Posted: Jun 20, 2012 2:43 PM by Dennis Bragg - KPAX News
Updated: Jun 21, 2012 7:45 AM
STEVENSVILLE- You see a lot of advertising about smokers fighting their bad habit with "the patch", but in the Bitterroot Valley a different kind of patch has been added to foresters' arsenals as they try to keep mountain pine beetles at bay.
Bitterroot National Forest crews have been deploying another tool to keep pine beetles from killing trees around popular campgrounds and trailheads.
Unlike the spraying of the insecticide Carbaryl, which has already been applied at key locations in the Bitterroot, the square Verbenone patches are tacked to trees in areas near streams where the spray can't be used.
The patches contain a chemical signal that basically tells the flying beetles there's nowhere to stay.
"What this pheromone does is that it tells the beetles this tree is already attacked, is already fully occupied with beetles, move on to another tree," Bitterroot National Forest spokesman Tod McKay explained.
"You know it's really like a no vacancy sign.
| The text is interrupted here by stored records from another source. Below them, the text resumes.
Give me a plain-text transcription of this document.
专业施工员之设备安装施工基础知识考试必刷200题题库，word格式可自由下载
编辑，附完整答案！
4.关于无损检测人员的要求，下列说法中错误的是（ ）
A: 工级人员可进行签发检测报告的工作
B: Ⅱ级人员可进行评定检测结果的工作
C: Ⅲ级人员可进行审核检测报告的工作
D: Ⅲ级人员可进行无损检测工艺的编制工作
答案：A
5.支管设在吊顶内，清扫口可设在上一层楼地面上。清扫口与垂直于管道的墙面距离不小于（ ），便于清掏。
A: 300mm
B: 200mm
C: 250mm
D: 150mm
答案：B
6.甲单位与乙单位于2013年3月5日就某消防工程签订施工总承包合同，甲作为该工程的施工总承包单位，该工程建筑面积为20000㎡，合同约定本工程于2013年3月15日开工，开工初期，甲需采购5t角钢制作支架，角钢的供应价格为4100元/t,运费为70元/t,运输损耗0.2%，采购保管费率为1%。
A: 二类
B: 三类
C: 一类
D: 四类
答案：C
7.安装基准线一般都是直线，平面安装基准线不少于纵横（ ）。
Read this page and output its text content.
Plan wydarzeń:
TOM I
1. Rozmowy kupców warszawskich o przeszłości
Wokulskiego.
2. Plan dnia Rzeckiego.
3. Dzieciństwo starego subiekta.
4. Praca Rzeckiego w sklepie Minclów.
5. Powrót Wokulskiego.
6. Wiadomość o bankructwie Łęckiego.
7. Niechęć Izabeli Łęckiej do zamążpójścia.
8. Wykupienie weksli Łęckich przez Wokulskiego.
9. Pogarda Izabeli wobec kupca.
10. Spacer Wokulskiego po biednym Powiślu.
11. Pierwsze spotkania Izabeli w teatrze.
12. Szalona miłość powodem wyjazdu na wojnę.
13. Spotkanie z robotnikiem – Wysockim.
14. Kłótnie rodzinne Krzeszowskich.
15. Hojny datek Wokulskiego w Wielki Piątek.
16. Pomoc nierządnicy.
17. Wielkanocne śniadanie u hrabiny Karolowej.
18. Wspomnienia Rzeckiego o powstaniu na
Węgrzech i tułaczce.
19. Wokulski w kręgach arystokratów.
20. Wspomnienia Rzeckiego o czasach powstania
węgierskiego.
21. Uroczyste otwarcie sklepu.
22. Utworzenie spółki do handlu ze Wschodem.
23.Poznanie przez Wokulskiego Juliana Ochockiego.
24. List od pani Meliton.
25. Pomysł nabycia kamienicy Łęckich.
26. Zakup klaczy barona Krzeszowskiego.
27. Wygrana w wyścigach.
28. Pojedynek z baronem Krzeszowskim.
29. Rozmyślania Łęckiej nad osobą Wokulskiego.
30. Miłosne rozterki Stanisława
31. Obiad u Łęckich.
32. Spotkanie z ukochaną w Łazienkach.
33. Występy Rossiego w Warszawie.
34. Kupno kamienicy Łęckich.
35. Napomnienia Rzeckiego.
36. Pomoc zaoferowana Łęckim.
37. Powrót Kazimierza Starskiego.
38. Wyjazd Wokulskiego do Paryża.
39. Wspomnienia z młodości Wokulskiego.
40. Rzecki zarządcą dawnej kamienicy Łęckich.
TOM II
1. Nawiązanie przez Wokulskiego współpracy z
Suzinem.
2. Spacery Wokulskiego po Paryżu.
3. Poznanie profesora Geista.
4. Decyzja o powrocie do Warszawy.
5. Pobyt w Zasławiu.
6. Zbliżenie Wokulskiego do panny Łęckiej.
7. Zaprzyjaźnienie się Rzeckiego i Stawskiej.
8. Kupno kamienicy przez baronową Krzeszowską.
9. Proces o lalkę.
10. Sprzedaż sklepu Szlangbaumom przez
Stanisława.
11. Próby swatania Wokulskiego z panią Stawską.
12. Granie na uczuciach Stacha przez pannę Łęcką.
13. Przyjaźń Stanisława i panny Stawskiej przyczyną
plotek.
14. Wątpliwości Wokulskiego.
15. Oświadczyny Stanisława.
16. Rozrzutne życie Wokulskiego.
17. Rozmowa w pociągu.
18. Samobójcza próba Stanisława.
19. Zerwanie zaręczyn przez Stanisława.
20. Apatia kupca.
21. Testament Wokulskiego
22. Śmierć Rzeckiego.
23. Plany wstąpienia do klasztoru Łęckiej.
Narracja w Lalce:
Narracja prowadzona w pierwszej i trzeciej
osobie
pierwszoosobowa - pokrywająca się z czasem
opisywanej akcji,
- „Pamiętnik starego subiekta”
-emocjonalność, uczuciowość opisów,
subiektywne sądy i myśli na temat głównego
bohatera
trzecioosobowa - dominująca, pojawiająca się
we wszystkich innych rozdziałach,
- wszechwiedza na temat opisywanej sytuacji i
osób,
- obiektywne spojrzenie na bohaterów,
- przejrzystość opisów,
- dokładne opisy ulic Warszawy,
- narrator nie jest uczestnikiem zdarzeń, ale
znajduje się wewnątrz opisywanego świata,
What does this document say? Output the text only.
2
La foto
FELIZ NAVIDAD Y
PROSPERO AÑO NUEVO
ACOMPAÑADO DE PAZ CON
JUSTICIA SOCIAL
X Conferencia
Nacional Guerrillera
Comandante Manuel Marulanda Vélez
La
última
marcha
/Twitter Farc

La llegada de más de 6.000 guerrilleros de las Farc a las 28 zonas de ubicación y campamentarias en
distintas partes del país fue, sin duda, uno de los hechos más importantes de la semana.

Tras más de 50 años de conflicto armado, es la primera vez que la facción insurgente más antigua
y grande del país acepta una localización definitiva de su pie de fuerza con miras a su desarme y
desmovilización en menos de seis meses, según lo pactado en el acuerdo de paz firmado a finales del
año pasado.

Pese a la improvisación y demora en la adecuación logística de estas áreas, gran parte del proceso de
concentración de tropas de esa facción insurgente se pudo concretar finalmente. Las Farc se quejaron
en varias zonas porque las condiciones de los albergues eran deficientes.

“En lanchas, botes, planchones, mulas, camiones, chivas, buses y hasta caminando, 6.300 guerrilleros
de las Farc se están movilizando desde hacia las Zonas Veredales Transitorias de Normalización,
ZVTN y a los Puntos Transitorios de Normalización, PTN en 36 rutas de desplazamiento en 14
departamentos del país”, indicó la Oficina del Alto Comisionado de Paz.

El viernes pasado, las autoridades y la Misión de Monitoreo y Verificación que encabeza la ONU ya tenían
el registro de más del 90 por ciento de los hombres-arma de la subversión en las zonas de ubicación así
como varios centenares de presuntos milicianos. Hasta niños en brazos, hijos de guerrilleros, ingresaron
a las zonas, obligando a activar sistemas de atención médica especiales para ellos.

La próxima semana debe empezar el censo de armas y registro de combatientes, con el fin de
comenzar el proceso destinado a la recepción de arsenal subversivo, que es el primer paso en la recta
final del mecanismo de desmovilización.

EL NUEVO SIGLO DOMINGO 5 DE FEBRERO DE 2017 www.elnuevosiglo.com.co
I mean it's very much similar to saying, this tree is fully occupied, move on. So that's really what we're stapling up there," McKay added.
It's not hard to find evidence in the Charles Waters campground where crews really are on the front lines of the fight against the pine beetles.
Crews broke open a tree to show us how a tree has already succumbed to beetles before it could be sprayed. In just a few minutes a dozen beetles could be seen munching away at the cambium layer under the bark.
A typical tree can contain thousands of the tiny beetles when infested. So stopping that crowd from moving through the forest in a place like this campground is critical.
The Verbenone packets are good for about three to four months and the trick is getting them onto the trees right now before the beetles start to fly from tree-to-tree.
"Timeframe is very critical. We are here towards the end of June. The beetles' annual dispersal flight begin in early July. So it's critical that these things stay up and remain up through the summer. Or they're not going to work," McKay said.
Forest officials say that if you see the patches on trees, leave them be. You'll be doing your part to help in the beetle battle.